Discovery of Salifungin as a Repurposed Antibiotic against Methicillin-Resistant Staphylococcus aureus with Limited Resistance Development

Exploring novel antimicrobial drugs and strategies has become essential to the fight MRSA-associated infections. Herein, we found that membrane-disrupted repurposed Antibiotic salifungin had excellent bactericidal activity against MRSA, with limited development of drug resistance. Furthermore, adding salifungin effectively decreased the minimum inhibitory concentrations of clinical Antibiotics against Staphylococcus aureus. Evaluations of the mechanism demonstrated that salifungin disrupted the level of H⁺ and K⁺ ions using hydrophilic and lipophilic groups to interact with Bacterial membranes, causing the disruption of Bacterial proton motive force followed by impacting on Bacterial the function of the respiratory chain and adenosine 5'-triphosphate, thereby inhibiting phosphatidic acid biosynthesis.

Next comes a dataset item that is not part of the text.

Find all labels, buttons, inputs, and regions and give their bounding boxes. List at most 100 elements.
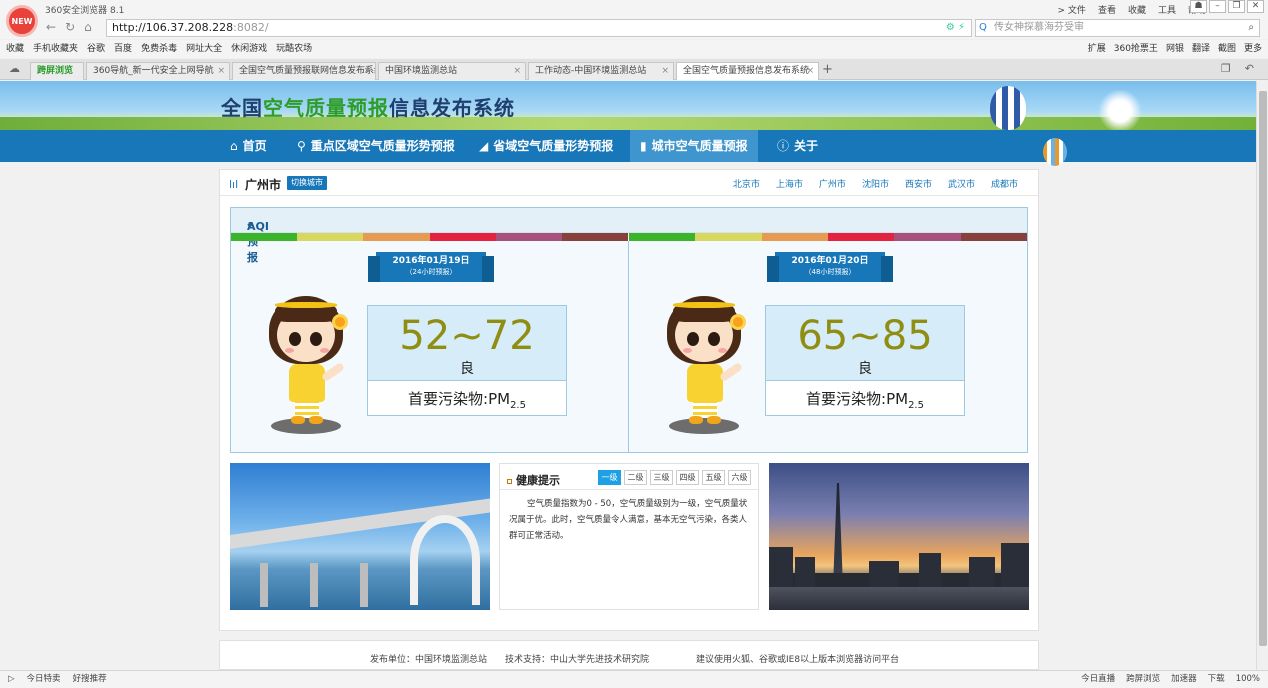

Moreover, salifungin also significantly inhibited the formation of Bacterial biofilms and eliminated established Bacterial biofilms by interfering with Bacterial membrane potential and inhibiting biofilm-associated gene expression, which was even better than clinical Antibiotics. Finally, salifungin exhibited efficacy comparable to or even better than that of vancomycin in the MRSA-infected animal models. In conclusion, these results indicate that salifungin can be a potential drug for treating MRSA-associated infections.

MRSA; bacterial membrane; biofilm; repurposed antibiotic; salifungin.